Through the African Pooled Procurement Mechanism (APPM), Africa CDC hopes to aggregate continental purchasing power, support African manufacturers, and create more predictable demand for locally produced health commodities.
Dr. Tala also stressed that efforts to harmonise regulatory pathways through institutions such as the African Medicines Regulatory Harmonization and the African Medicines Agency are intended to ensure that regulation becomes “an enabler for market access” rather than a barrier.
She pointed to the evolution of antiretroviral (ARV) medicines as an example; “when ARVs started, they cost around $175 per patient yearly. Now it’s less than $30 because we kept the market going, scaling up, increasing the volumes....but if we start the conversation by talking about how the prices of African manufacturers is going to be very high, we are killing the market before it even succeeds.”
Why This Matters
When African countries cannot reliably produce and purchase their own health products, the consequences are measured in lives lost, due to outbreaks that spiral because of delays in accessing medical countermeasures. The conversations at the World Health Summit Regional Meeting in Nairobi made clear that the path forward must go beyond building factories.
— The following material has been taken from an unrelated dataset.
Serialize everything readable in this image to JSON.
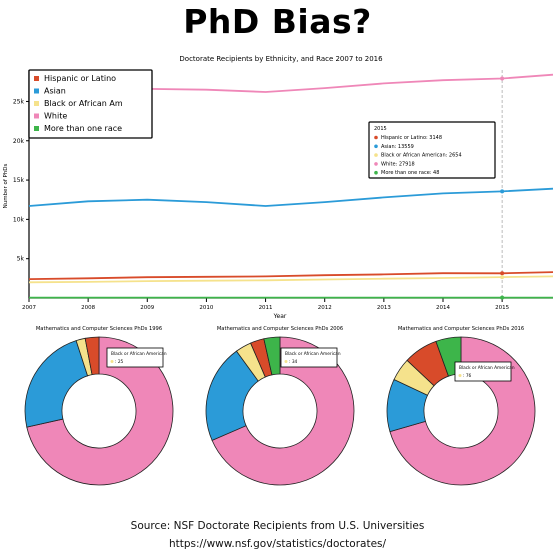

It will require building the market conditions that make those factories viable, sustainable, oriented toward African health needs, with distribution channels that ensure products reach their markets.
Proof of concept already exists in some African countries. Egypt now sources 80% of its health products domestically. Ethiopia has shifted to over 40% local manufacturing. Rwanda is constructing an end-to-end pharmaceutical ecosystem from the ground up, anchored by continental partnerships and long-term vision. These examples show that deliberate policy, sustained political will and coordinated investment can move the needle.
The African region is a large, yet fragmented market, with manufacturers ready to scale. What is now required, is for procurement and distribution to become strategic tools, leveraging on existing mechanism such as the African Continental Free Trade Area (AFCTA) and others. Until that shift happens, manufacturing in Africa will remain an aspiration that remains unfulfilled.